STEM, un modelo educativo necesario para afrontar los retos del siglo XXI
Para afrontar problemas como la crisis económica y climática, el aumento de los movimientos migratorios, la escasez de alimentos, las desigualdades digitales, la sustitución de empleos por robots y la sobrepoblación es necesario educar, desde la primaria, a los ciudadanos con competerncias en ciencia, tecnología, ingeniería y matemáticas.

Por Mauricio Duque, Margarita Gómez, Maria Fernanda Gutierrez y Carolina Santacruz-Pérez (*)
Tanto los profesionales en particular como los ciudadanos en general estarán enfrentados a grandes retos en las próximas décadas. La crisis económica y climática, el aumento masivo de los movimientos migratorios, la escasez de alimentos, las desigualdades digitales, la sustitución de empleos por robots y la sobrepoblación son algunos de los factores que generan grandes incertidumbres y retos que deberán afrontarse, algunos de ellos en el corto plazo. Como la educación es la base para resolver gran parte de estos desafíos, su reingeniería es urgente y constituye un compromiso por parte de todos los actores, especialmente ahora, en este periodo donde la pandemia dejó grandes retrasos en los procesos de aprendizaje de los niños e importantes lecciones sobre el papel de los docentes, la adaptabilidad tecnológica y la salud mental de los educadores, educandos y de los padres de familia.
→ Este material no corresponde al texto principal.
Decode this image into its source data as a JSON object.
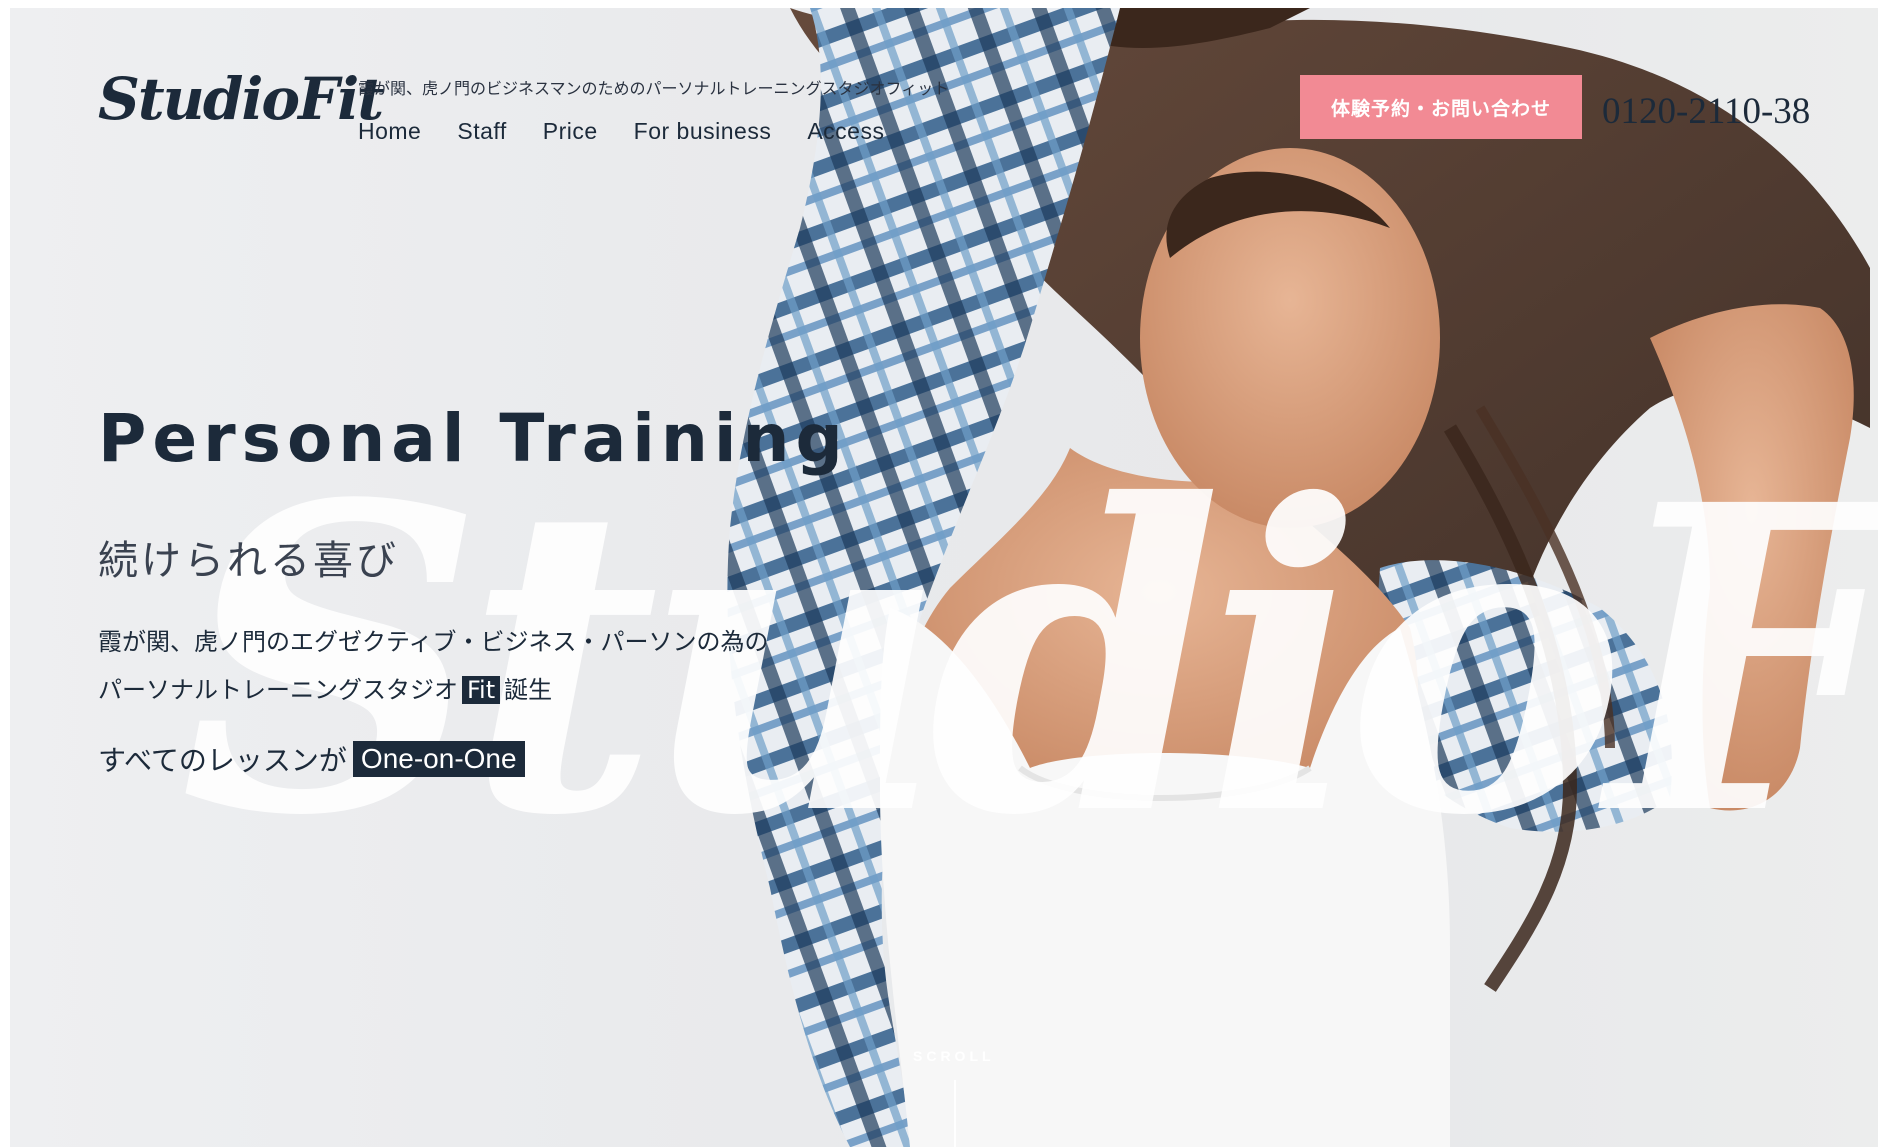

Un examen de los retos que implica lograr los Objetivos de Desarrollo Sostenible (ODS) muestra cómo las áreas de ciencias naturales, tecnología, ingeniería y matemáticas son indispensables en la búsqueda de soluciones factibles y efectivas en compañía de otras áreas como la salud, la educación o las ciencias sociales, por ejemplo. El tiempo para lograr algunas de estas soluciones se agota, como sucede con el cambio climático.
Lograr ciudadanos alfabetizados en las áreas de STEM (por sus siglas en inglés de Science, Technology, Engineering and Math) y disponer de un número adecuado de profesionales en estas áreas es un requisito ineludible para lograr formar parte del capital humano necesario para enfrentar los retos ya mencionados.
Se estima que más del 90 por ciento de las labores productivas en una sociedad se sustentan en conocimientos de las áreas de STEM, si bien el número de profesionales en estas áreas es pequeño e incluso insuficiente en algunas especialidades. Los requerimientos por profesionales de áreas de STEM tenderán a crecer.
De otra parte, los resultados disponibles sobre los aprendizajes y las preferencias de los estudiantes en las áreas de STEM muestran cifras preocupantes. En matemáticas, por ejemplo, los resultados en pruebas estandarizadas son bajos y en general se encuentra que el ciudadano promedio, además de no tener la alfabetización mínima que le permita comprender datos, estadísticas y gráficas, cree que no sirve para las matemáticas, no le gustan y el solo nombre le genera angustia. Los estudiantes a menudo se terminan sintiendo incapaces de hacer matemáticas, terminan por generar una regla meta cognitiva que dice: “no sirvo para las matemáticas”, regla que bloquea el aprendizaje. La investigación muestra que este es fundamentalmente un resultado de una enseñanza inadecuada. Las matemáticas son indispensables en muchas profesiones y actividades humanas y al igual que no tener competencias en lenguaje es un impedimento importante en la sociedad, no tenerlas en matemáticas reduce de forma dramática las posibilidades de todo ciudadano.
En las otras áreas de STEM se encuentran resultados similares, lo cual resulta preocupante en una sociedad basada en el conocimiento y en la tecnología. Además, las brechas de preferencias y desempeño en las áreas de STEM son grandes, particularmente en contra de las mujeres y de grupos sociales marginados. Por ejemplo, en áreas estratégicas como las ciencias de la computación la participación de las mujeres está por debajo del 20 por ciento.
Estos bajos resultados son producto de múltiples factores. Sin embargo, el más importante es la calidad de la educación. Algunos estudios han estimado que la escuela y los maestros explican el 70 por ciento de los resultados de los estudiantes, siendo el 30 por ciento restante el resultado de otros factores.